I’m going to be sick!!
The phone leaves my hand and I think I’ve dropped it. But when I reach for it slowly, it seems to float away and land on the table. I blink at it several times before sitting up and remembering I’m not alone right now.
Fuck. Ren just witnessed all that. He likely heard my father yelling.
I can’t look at him. I can’t let him see how much of a disaster I am. My head spins and I can’t catch my breath.
“Lean over, Fel. Put your head between your knees.” I do as Ren says as I gasp for breath. “Breathe, Felton. Concentrate on breathing.”
It’s hard. My lungs don’t work. I’m being crushed under my father’s voice, still yelling in my head.
Ren’s hand moves on my back, and I force my brain to focus on that. His soft, sure touch. For every backward motion, I let a breath out. Every forward, I breathe in. It’s easier to breathe when there’s something to measure it by.
“Who called you?” he asks, his voice quiet.
I love his voice. It’s always so soft and mellow. Calming. And if I let myself think so, sexy. His slight Chinese accent is so beautiful.
“My agent,” I whisper. “Actually, my former agent. Then my father.”
“Tell me about the calls.”
I shake my head. “My agent canceled my contract and another person in his office will take me on with a different one. He says I’m a problematic personality risk or something.”

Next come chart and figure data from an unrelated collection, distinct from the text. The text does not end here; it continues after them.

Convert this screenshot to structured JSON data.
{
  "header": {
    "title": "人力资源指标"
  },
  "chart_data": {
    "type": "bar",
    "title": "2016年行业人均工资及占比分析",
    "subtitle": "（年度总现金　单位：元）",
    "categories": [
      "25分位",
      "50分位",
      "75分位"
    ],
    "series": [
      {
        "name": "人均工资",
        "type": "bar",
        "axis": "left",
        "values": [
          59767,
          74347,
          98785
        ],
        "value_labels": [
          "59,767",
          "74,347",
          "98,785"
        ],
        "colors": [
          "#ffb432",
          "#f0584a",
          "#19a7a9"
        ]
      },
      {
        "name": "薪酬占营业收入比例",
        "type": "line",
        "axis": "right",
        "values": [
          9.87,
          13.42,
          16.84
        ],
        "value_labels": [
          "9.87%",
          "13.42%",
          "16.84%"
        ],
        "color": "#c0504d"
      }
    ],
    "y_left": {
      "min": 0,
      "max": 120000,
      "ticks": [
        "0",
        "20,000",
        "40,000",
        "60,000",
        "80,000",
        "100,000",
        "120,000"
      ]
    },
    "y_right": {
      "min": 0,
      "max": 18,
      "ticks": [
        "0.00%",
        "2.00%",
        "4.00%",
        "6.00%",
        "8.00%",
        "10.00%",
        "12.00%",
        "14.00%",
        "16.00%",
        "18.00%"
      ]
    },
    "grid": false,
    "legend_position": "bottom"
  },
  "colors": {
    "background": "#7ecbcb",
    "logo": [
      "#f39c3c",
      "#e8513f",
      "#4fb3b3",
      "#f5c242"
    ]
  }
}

“Listen to me, Felton,” Ren says. “Are you listening?”
I nod.
“Do not sign a contract until you bring the old and new ones to a contract lawyer. They can’t just cancel your contract and give you a new one. That’s not how contracts work. Understand?”

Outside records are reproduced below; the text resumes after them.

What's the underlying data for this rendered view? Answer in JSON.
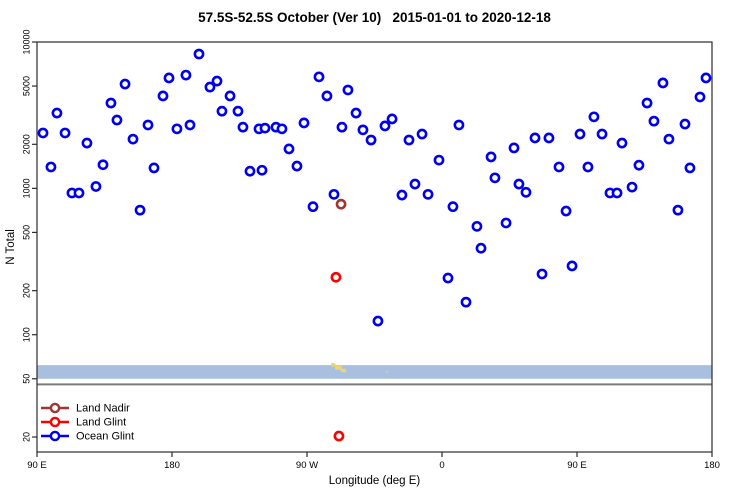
{
  "chart_data": {
    "type": "scatter",
    "title": "57.5S-52.5S October (Ver 10)   2015-01-01 to 2020-12-18",
    "xlabel": "Longitude (deg E)",
    "ylabel": "N Total",
    "y_scale": "log",
    "ylim": [
      15.8,
      10000
    ],
    "xlim_axis_deg": [
      0,
      450
    ],
    "grid": false,
    "legend_position": "bottom-left",
    "y_ticks": [
      20,
      50,
      100,
      200,
      500,
      1000,
      2000,
      5000,
      10000
    ],
    "x_ticks": [
      {
        "axis_deg": 0,
        "label": "90 E"
      },
      {
        "axis_deg": 90,
        "label": "180"
      },
      {
        "axis_deg": 180,
        "label": "90 W"
      },
      {
        "axis_deg": 270,
        "label": "0"
      },
      {
        "axis_deg": 360,
        "label": "90 E"
      },
      {
        "axis_deg": 450,
        "label": "180"
      }
    ],
    "map_strip": {
      "fill": "#A9BFE0",
      "n_top": 62,
      "n_bottom": 50,
      "border_line_n": 46.5,
      "border_line_color": "#7a7a7a",
      "land_color": "#EFD36B",
      "land_patches": [
        {
          "ax": 196.0,
          "w": 3.0,
          "n1": 64.0,
          "n2": 60.5
        },
        {
          "ax": 198.7,
          "w": 4.5,
          "n1": 61.5,
          "n2": 57.5
        },
        {
          "ax": 202.5,
          "w": 3.5,
          "n1": 58.5,
          "n2": 55.5
        },
        {
          "ax": 205.0,
          "w": 1.5,
          "n1": 57.0,
          "n2": 55.3
        },
        {
          "ax": 233.0,
          "w": 1.0,
          "n1": 57.0,
          "n2": 55.0
        }
      ]
    },
    "series": [
      {
        "name": "Ocean Glint",
        "color": "#0000EE",
        "symbol": "open-circle",
        "points": [
          [
            108,
            8280
          ],
          [
            88,
            5680
          ],
          [
            99.3,
            5940
          ],
          [
            115.3,
            4920
          ],
          [
            120,
            5410
          ],
          [
            58.7,
            5160
          ],
          [
            128.7,
            4280
          ],
          [
            84,
            4280
          ],
          [
            49.3,
            3830
          ],
          [
            123.3,
            3370
          ],
          [
            134,
            3370
          ],
          [
            13.3,
            3270
          ],
          [
            53.3,
            2930
          ],
          [
            74,
            2710
          ],
          [
            93.3,
            2550
          ],
          [
            102,
            2710
          ],
          [
            137.3,
            2620
          ],
          [
            148,
            2550
          ],
          [
            4,
            2390
          ],
          [
            18.7,
            2390
          ],
          [
            64,
            2170
          ],
          [
            33.3,
            2040
          ],
          [
            9.3,
            1400
          ],
          [
            44,
            1450
          ],
          [
            78,
            1380
          ],
          [
            142,
            1310
          ],
          [
            150,
            1330
          ],
          [
            39.3,
            1030
          ],
          [
            23.3,
            930
          ],
          [
            28,
            930
          ],
          [
            68.7,
            710
          ],
          [
            188,
            5780
          ],
          [
            193.3,
            4280
          ],
          [
            207.3,
            4700
          ],
          [
            212.7,
            3270
          ],
          [
            178,
            2800
          ],
          [
            152,
            2580
          ],
          [
            159.3,
            2620
          ],
          [
            163.3,
            2550
          ],
          [
            203.3,
            2620
          ],
          [
            217.3,
            2510
          ],
          [
            222.7,
            2140
          ],
          [
            232,
            2670
          ],
          [
            236.7,
            2980
          ],
          [
            248,
            2140
          ],
          [
            256.7,
            2350
          ],
          [
            281.3,
            2710
          ],
          [
            168,
            1860
          ],
          [
            173.3,
            1420
          ],
          [
            268,
            1560
          ],
          [
            252,
            1070
          ],
          [
            260.7,
            910
          ],
          [
            243.3,
            900
          ],
          [
            198,
            910
          ],
          [
            417.3,
            5250
          ],
          [
            446,
            5680
          ],
          [
            442,
            4210
          ],
          [
            406.7,
            3830
          ],
          [
            371.3,
            3080
          ],
          [
            411.3,
            2880
          ],
          [
            432,
            2750
          ],
          [
            362,
            2350
          ],
          [
            376.7,
            2350
          ],
          [
            421.3,
            2170
          ],
          [
            332,
            2210
          ],
          [
            341.3,
            2210
          ],
          [
            390,
            2040
          ],
          [
            318,
            1890
          ],
          [
            302.7,
            1640
          ],
          [
            348,
            1400
          ],
          [
            367.3,
            1400
          ],
          [
            401.3,
            1440
          ],
          [
            435.3,
            1380
          ],
          [
            305.3,
            1180
          ],
          [
            321.3,
            1070
          ],
          [
            326,
            940
          ],
          [
            382,
            930
          ],
          [
            386.7,
            930
          ],
          [
            396.7,
            1020
          ],
          [
            184,
            750
          ],
          [
            277.3,
            750
          ],
          [
            293.3,
            550
          ],
          [
            296,
            390
          ],
          [
            274,
            244
          ],
          [
            286,
            167
          ],
          [
            227.3,
            124
          ],
          [
            352.7,
            700
          ],
          [
            427.3,
            710
          ],
          [
            312.7,
            580
          ],
          [
            336.7,
            260
          ],
          [
            356.7,
            295
          ]
        ]
      },
      {
        "name": "Land Nadir",
        "color": "#A0362F",
        "symbol": "open-circle",
        "points": [
          [
            202.7,
            780
          ]
        ]
      },
      {
        "name": "Land Glint",
        "color": "#FF0000",
        "symbol": "open-circle",
        "points": [
          [
            199.3,
            247
          ],
          [
            201.3,
            20.3
          ]
        ]
      }
    ],
    "legend_order": [
      "Land Nadir",
      "Land Glint",
      "Ocean Glint"
    ]
  }
}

I take a breath. “He said?—”
“He’s bullying you.Do notsign another contract.”
His words lift some of the burden from my shoulders and I nod. No contract. Yes. Okay, good. I nod so he knows I heard him. “Yes.”
“Please don’t take offense to this, but your father sounds like a grade A asshole. Why do you let him talk to you like that?”
I want to smile. There’s a chance that any other day I might. He’s not wrong. My dad is an asshole. But maybe he has a right to be an asshole today. Maybe he’s right about me every day. I’m just a disappointment.
“Felton,” Ren says quietly. He waits until I force myself to meet his eyes. “Why did you do this?”
The way I want to simultaneously cry and throw up wars inside me. I shake my head, trying to push the tears back. “I just… it’s the only time I don’t feel so… like a burden. Like I’m fucking up.”
“When?”
“Sex,” I whisper. I’m not shy. Like, ever. And never about sex. But my cheeks flush right now as I drop backward onto the couch. “I never make anyone happy. I never do anything right. The only time I don’t feel like that is when I’m having sex.”
From the corner of my eye, I can see Ren nodding. This sounds lame, doesn’t it? I don’t know why, but I try to defend myself. “I’m not a slut,” I insist and then cringe. “Not that I’m slut shaming. You can be a slut if you want to.”
He smiles.
“I just mean that I’m… not one. I didn’t have sex with a lot of people in my, uh, videos.”
“How about starting from the beginning? Why did you start these accounts?”
“Because they make me feel good,” I answer, letting my head fall back and staring at the ceiling. I think it needs to be cleaned. Is that a dirt spot? “It’s the only time in my life where people are always saying nice things. There’s no disappointment. I’m not letting anyone down. I feel good and when I’m with someone else, they feel good too.”
“You liked the attention,” he concludes.